Business Problem: The COBOL Clock is Ticking
The Conversation: "Look, we have a major problem at Global Connect. Our core billing and provisioning system—the 'Legacy Core'—is basically a 20-year-old dinosaur. It was built for a world where people just sent texts and made phone calls, but now 90% of our money comes from massive 5G data bundles and IoT device networks. The system just wasn't designed for this.
Right now, our customer service team enters an order, and then it just sits there. Data has to be batch-processed every six hours before the legacy system even sees it.
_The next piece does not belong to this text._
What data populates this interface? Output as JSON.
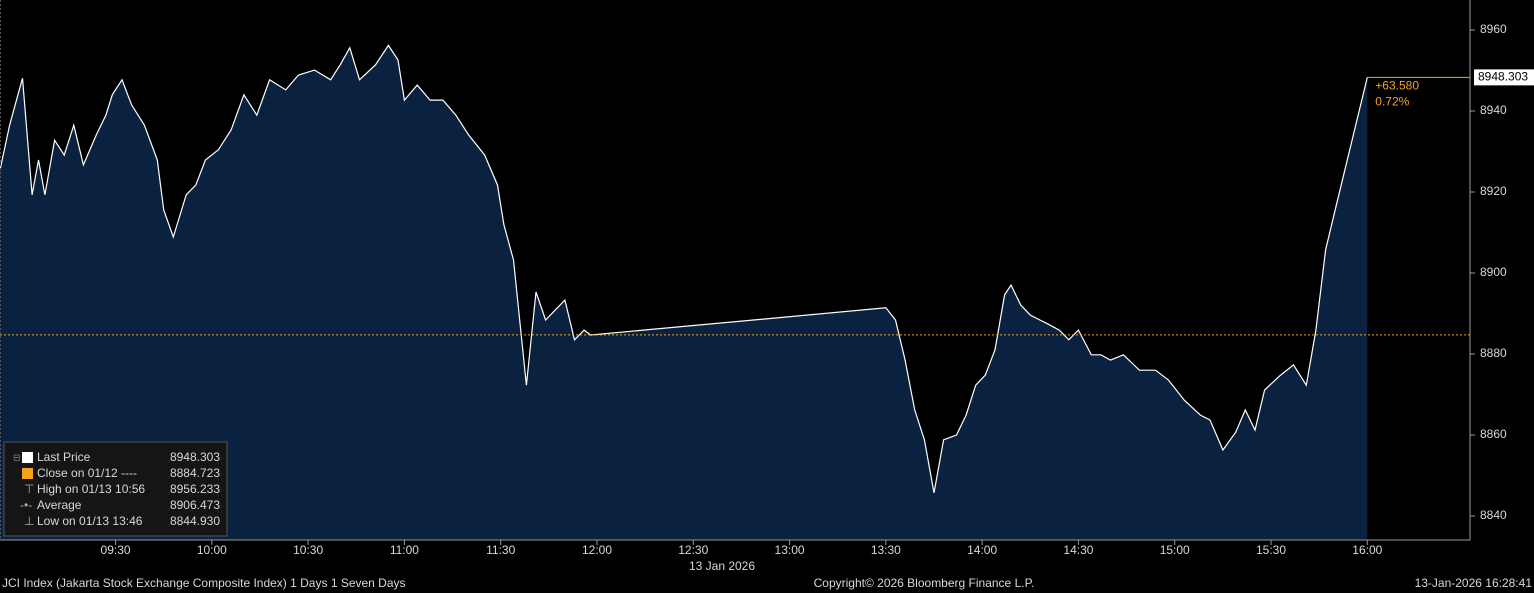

Because of that lag, we’re losing about 2.1 million a year in 'unbillable overages'—essentially, customers use way more data than they have, but the system doesn't realize it until 12 hours after they’ve already hit their limit.
It gets worse with 5G. About 15% of those activations just flat-out fail because the old database doesn't have the right 'slots' to store 5G parameters. We have senior engineers—who should be building new products—spending their days manually typing data into the backend just to get customers connected. That’s 450,000 in high-value labor down the drain every year.
Our Net Promoter Score (NPS) has tanked by 25 points. Customers are angry about the delays and the weird bills. To top it off, we only have three people left who actually know how the COBOL code works, and two of them are retiring by the end of the year.
The Head of IT wants to 'Wrap and Renew' by throwing an AI layer on top to fix the errors (2.5M), while the Chief Architect wants to 'Rip and Replace' with a cloud-native setup (12M over two years). Meanwhile, the CFO is breathing down our necks to stop that (2.1M) leakage within the next 12 months."